Boungou agreed that representing different cultures is a thing of beauty, and a privilege that Knox students have.
“I think because we’re such a diverse [campus], we all bring different cultures but we shouldn’t be naive and not acknowledge the stereotypes that come and the ‘baggage’ that sometimes comes with having diverse cultures. So like with Africa, there are many negative stereotypes about that continent in general and the various countries in it, so it’s important to also be like, ‘Yes, there are “stereotypes” . . . but there’s also this beauty that we have.’ Showcasing that is very importantÉ History depicts African dance as savage and primitive, but it’s very beautiful and it’s something we should celebrate,” Boungou said. Boungou led the African dance workshop and performed at the show on Saturday.
Students who participated in the show felt inspired by the theme of Kitoko and what it stands for in today’s climate.
“I love the theme . . . I like that all the themes they choose are empowering in some manner. I think it works really well that with all the different political stances, everyone can still find beauty within,” senior Chava Solberg and member of Harambee club said.

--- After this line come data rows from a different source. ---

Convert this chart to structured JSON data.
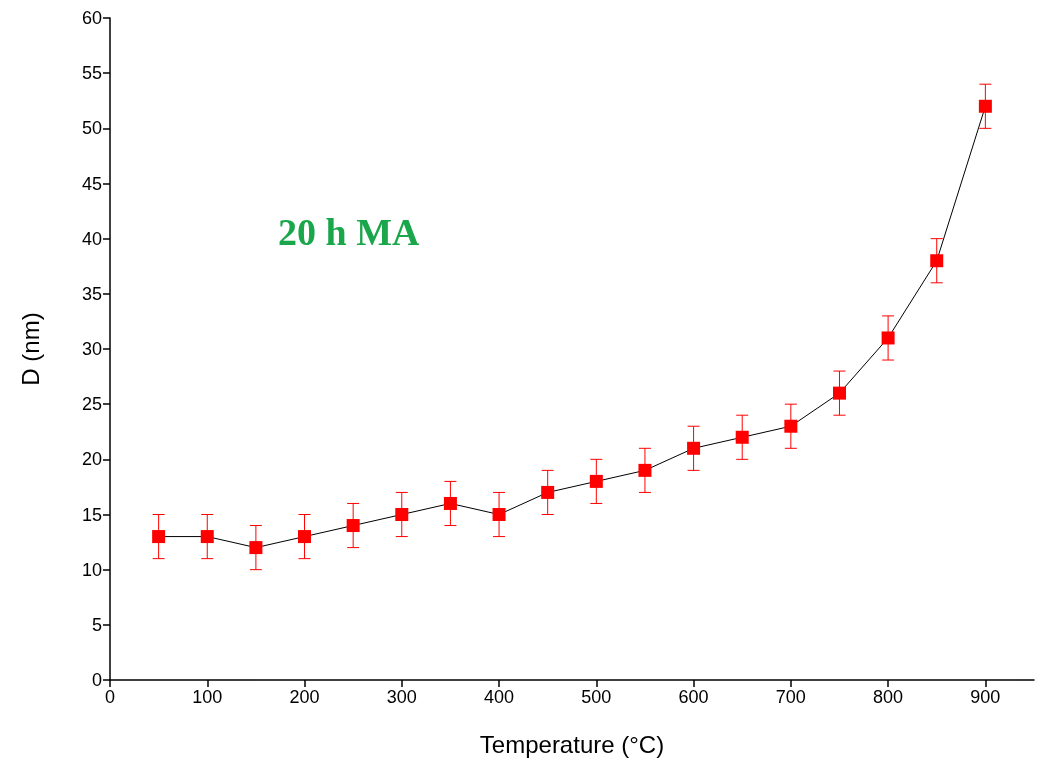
{
  "chart_data": {
    "type": "line",
    "xlabel": "Temperature (°C)",
    "ylabel": "D (nm)",
    "annotations": [
      "20 h MA"
    ],
    "x": [
      50,
      100,
      150,
      200,
      250,
      300,
      350,
      400,
      450,
      500,
      550,
      600,
      650,
      700,
      750,
      800,
      850,
      900
    ],
    "series": [
      {
        "color": "#ff0000",
        "values": [
          13,
          13,
          12,
          13,
          14,
          15,
          16,
          15,
          17,
          18,
          19,
          21,
          22,
          23,
          26,
          31,
          38,
          52
        ],
        "errors": [
          2,
          2,
          2,
          2,
          2,
          2,
          2,
          2,
          2,
          2,
          2,
          2,
          2,
          2,
          2,
          2,
          2,
          2
        ]
      }
    ],
    "xlim": [
      0,
      950
    ],
    "xticks": [
      0,
      100,
      200,
      300,
      400,
      500,
      600,
      700,
      800,
      900
    ],
    "ylim": [
      0,
      60
    ],
    "yticks": [
      0,
      5,
      10,
      15,
      20,
      25,
      30,
      35,
      40,
      45,
      50,
      55,
      60
    ],
    "marker": "square",
    "line_style": "solid",
    "grid": false
  }
}
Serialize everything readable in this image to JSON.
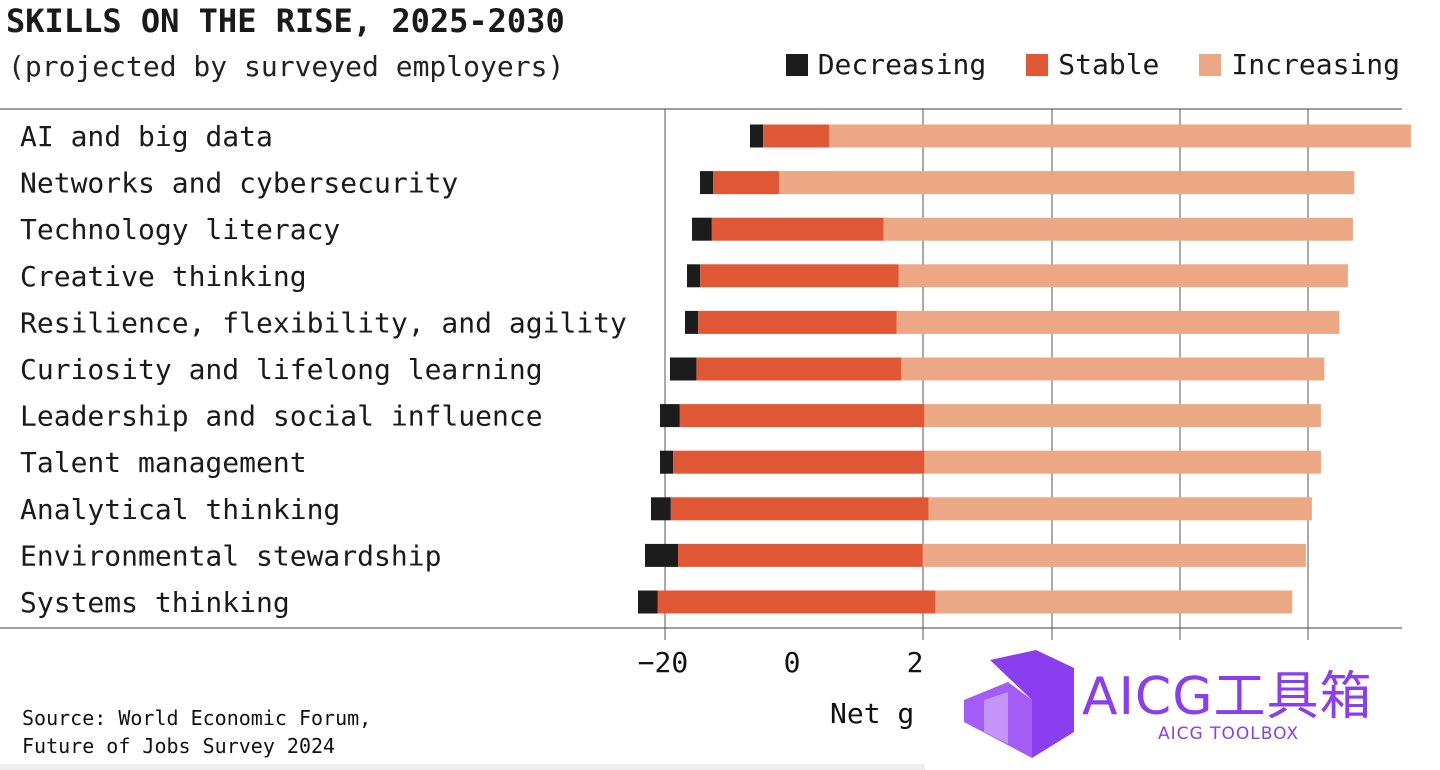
{
  "title": "SKILLS ON THE RISE, 2025-2030",
  "subtitle": "(projected by surveyed employers)",
  "legend": [
    {
      "label": "Decreasing",
      "color": "#1c1c1c"
    },
    {
      "label": "Stable",
      "color": "#df5734"
    },
    {
      "label": "Increasing",
      "color": "#eca885"
    }
  ],
  "source_line1": "Source: World Economic Forum,",
  "source_line2": "Future of Jobs Survey 2024",
  "xlabel_visible": "Net g",
  "watermark": {
    "text": "AICG工具箱",
    "sub": "AICG TOOLBOX"
  },
  "chart_data": {
    "type": "bar",
    "orientation": "horizontal",
    "stacked": true,
    "title": "SKILLS ON THE RISE, 2025-2030",
    "subtitle": "(projected by surveyed employers)",
    "xlabel": "Net g",
    "x_ticks": [
      -20,
      0,
      2
    ],
    "categories": [
      "AI and big data",
      "Networks and cybersecurity",
      "Technology literacy",
      "Creative thinking",
      "Resilience, flexibility, and agility",
      "Curiosity and lifelong learning",
      "Leadership and social influence",
      "Talent management",
      "Analytical thinking",
      "Environmental stewardship",
      "Systems thinking"
    ],
    "series": [
      {
        "name": "Decreasing",
        "color": "#1c1c1c",
        "values": [
          2,
          2,
          3,
          2,
          2,
          4,
          3,
          2,
          3,
          5,
          3
        ]
      },
      {
        "name": "Stable",
        "color": "#df5734",
        "values": [
          10,
          10,
          26,
          30,
          30,
          31,
          37,
          38,
          39,
          37,
          42
        ]
      },
      {
        "name": "Increasing",
        "color": "#eca885",
        "values": [
          88,
          87,
          71,
          68,
          67,
          64,
          60,
          60,
          58,
          58,
          54
        ]
      }
    ],
    "grid": true,
    "legend_position": "top-right"
  }
}
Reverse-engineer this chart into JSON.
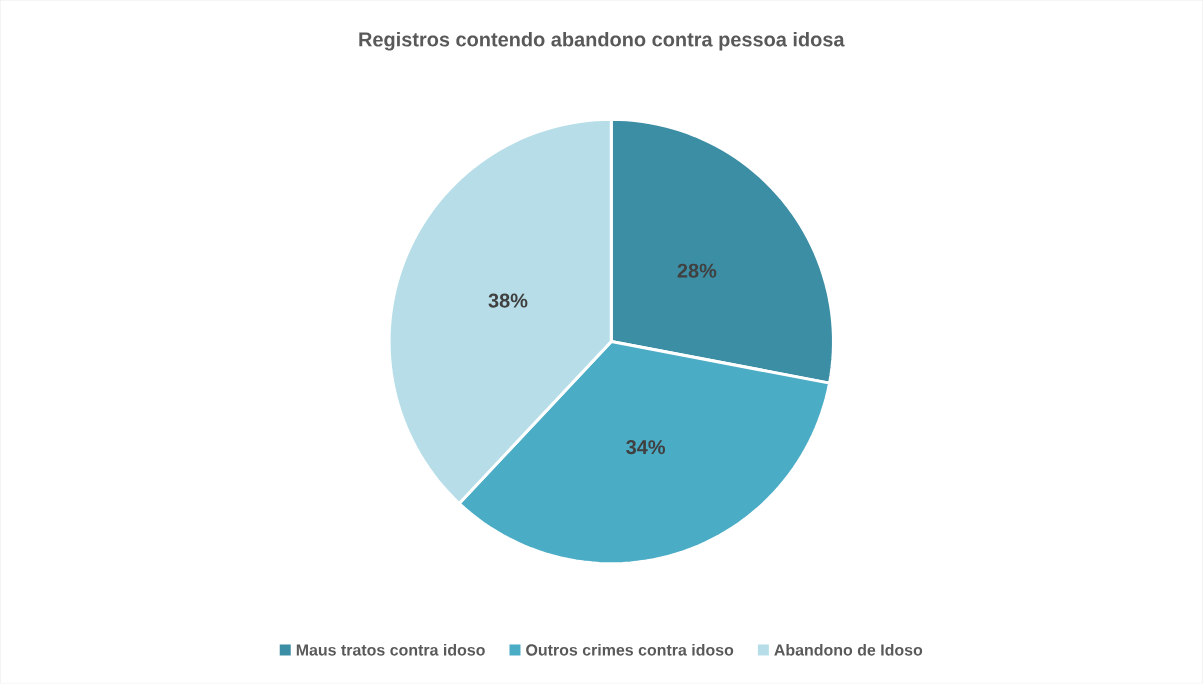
{
  "chart_data": {
    "type": "pie",
    "title": "Registros contendo abandono contra pessoa idosa",
    "categories": [
      "Maus tratos contra idoso",
      "Outros crimes contra idoso",
      "Abandono de Idoso"
    ],
    "values": [
      28,
      34,
      38
    ],
    "colors": [
      "#3c8ea5",
      "#4bacc6",
      "#b7dee8"
    ],
    "value_labels": [
      "28%",
      "34%",
      "38%"
    ],
    "legend": "bottom"
  }
}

“I think one of the cool things about it is that it’s not only the beauty within me but it’s the beauty within us,” sophomore Acacia Berg said. Berg danced in the show. “I think celebrating the beauty within a culture and a people in general is a really special thing that is cool to bring to Knox because instead of just accepting each other, which is obviously an important first step, [we are] celebrating each other and making each other feel welcome, which is very important.”